A: As far as the Sylvania is concerned we are still quite positive and hopeful, because the operating margins are still at about 3.9 percent. The overall net loss is due to the foreign exchange currency volatility and even in sales, while it looks flat, Europe has been flat. There has been a growth in local currency in the Latin American business, but due to the foreign exchange volatility there is a degrowth in Latin America in dollar terms and hence that is why it is showing a flattish sales trend. We are quite hopeful. We have committed 5 to 5.5 percent operating margins for Sylvania on the overall year basis. Even on last 12 months trailing basis Sylvania is operating at more than 5 percent. So we are quite hopeful of maintaining our guidance in this.
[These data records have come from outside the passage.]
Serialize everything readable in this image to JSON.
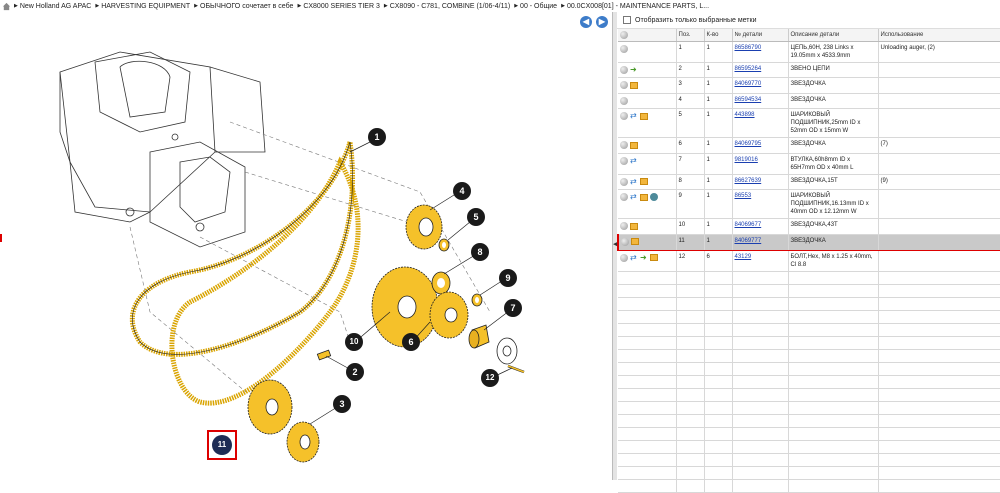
{
  "breadcrumb": [
    "New Holland AG APAC",
    "HARVESTING EQUIPMENT",
    "ОБЫЧНОГО сочетает в себе",
    "CX8000 SERIES TIER 3",
    "CX8090 - C781, COMBINE (1/06-4/11)",
    "00 - Общие",
    "00.0CX008[01] - MAINTENANCE PARTS, L..."
  ],
  "nav": {
    "back": "◀",
    "forward": "▶"
  },
  "filter": {
    "label": "Отобразить только выбранные метки"
  },
  "table": {
    "headers": [
      "",
      "Поз.",
      "К-во",
      "№ детали",
      "Описание детали",
      "Использование"
    ],
    "rows": [
      {
        "icons": [
          "dot"
        ],
        "pos": "1",
        "qty": "1",
        "part": "86586790",
        "desc": "ЦЕПЬ,60H, 238 Links x 19.05mm x 4533.9mm",
        "usage": "Unloading auger, (2)"
      },
      {
        "icons": [
          "dot",
          "green"
        ],
        "pos": "2",
        "qty": "1",
        "part": "86595264",
        "desc": "ЗВЕНО ЦЕПИ",
        "usage": ""
      },
      {
        "icons": [
          "dot",
          "box"
        ],
        "pos": "3",
        "qty": "1",
        "part": "84069770",
        "desc": "ЗВЕЗДОЧКА",
        "usage": ""
      },
      {
        "icons": [
          "dot"
        ],
        "pos": "4",
        "qty": "1",
        "part": "86594534",
        "desc": "ЗВЕЗДОЧКА",
        "usage": ""
      },
      {
        "icons": [
          "dot",
          "swap",
          "box"
        ],
        "pos": "5",
        "qty": "1",
        "part": "443898",
        "desc": "ШАРИКОВЫЙ ПОДШИПНИК,25mm ID x 52mm OD x 15mm W",
        "usage": ""
      },
      {
        "icons": [
          "dot",
          "box"
        ],
        "pos": "6",
        "qty": "1",
        "part": "84069795",
        "desc": "ЗВЕЗДОЧКА",
        "usage": "(7)"
      },
      {
        "icons": [
          "dot",
          "swap"
        ],
        "pos": "7",
        "qty": "1",
        "part": "9819016",
        "desc": "ВТУЛКА,60h8mm ID x 65H7mm OD x 40mm L",
        "usage": ""
      },
      {
        "icons": [
          "dot",
          "swap",
          "box"
        ],
        "pos": "8",
        "qty": "1",
        "part": "86627639",
        "desc": "ЗВЕЗДОЧКА,15T",
        "usage": "(9)"
      },
      {
        "icons": [
          "dot",
          "swap",
          "box",
          "gear"
        ],
        "pos": "9",
        "qty": "1",
        "part": "86553",
        "desc": "ШАРИКОВЫЙ ПОДШИПНИК,16.13mm ID x 40mm OD x 12.12mm W",
        "usage": ""
      },
      {
        "icons": [
          "dot",
          "box"
        ],
        "pos": "10",
        "qty": "1",
        "part": "84069677",
        "desc": "ЗВЕЗДОЧКА,43T",
        "usage": ""
      },
      {
        "icons": [
          "dot",
          "box"
        ],
        "pos": "11",
        "qty": "1",
        "part": "84069777",
        "desc": "ЗВЕЗДОЧКА",
        "usage": "",
        "selected": true
      },
      {
        "icons": [
          "dot",
          "swap",
          "green",
          "box"
        ],
        "pos": "12",
        "qty": "6",
        "part": "43129",
        "desc": "БОЛТ,Hex, M8 x 1.25 x 40mm, Cl 8.8",
        "usage": ""
      }
    ]
  },
  "diagram": {
    "callouts": [
      "1",
      "2",
      "3",
      "4",
      "5",
      "6",
      "7",
      "8",
      "9",
      "10",
      "11",
      "12"
    ]
  },
  "colors": {
    "sprocket": "#f5c12a",
    "callout": "#1a1a1a",
    "highlight": "#dd0000"
  }
}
Q: Given the strong performance that you have delivered in the domestic side where revenues have grown by about 28 percent, are you looking to revise your guidance of 9-10 percent for the full year higher or do you see enough strength in the second half of the year that the company is likely to beat its own guidance?
A: The second quarter performance definitely has come out much better and it again goes down to the fact that we have been expanding our distribution channel and brand, so this 22 percent growth was definitely because of all these factors, but also because of lower base in the second quarter last year. We feel that we will be able to achieve around 12 percent overall growth for the entire year, which will be higher than 9-10 percent earlier that we have talked about. Q: What about the electrical consumer durables business? Do you expect this run rate to maintain for the second half of the fiscal? The reason I ask is that can you sustain such a performance for the next two quarters?
A: We have a couple of new product categories in this segment as well, basically water heaters and appliances which is fairly in the nascent stage. Hence the growth rate in these two businesses will continue to remain very strong this year as well as next year. So we are quite hopeful that electrical consumer durables will be able to generate similar kinds of growth in the entire year. Q: What about the industrials segment?
A: In industrial segment if we take out new product, switchgears that has also grown by almost 15 percent in this quarter. Overall including the new products we hope to maintain this kind of growth rate. Q: Given the fact that now revenue growth seems slightly higher than what you had earlier estimated. You said that you are now expecting 12 percent versus your earlier guidance of 9-10 percent. Could you possibly increase your margins on the domestic side of the business? What would you expect in the second half of the year on margins?
A: This particular quarter the margins were higher mainly because of increased revenues, a little bit of timing effect on the advertising also. We are quite hopeful that for the entire year our overall margins would be at about 13.5-14 percent. This is despite the fact that we had cost push as well this year due to foreign currency movements, but still we will be able to maintain margins of 13.5 percent.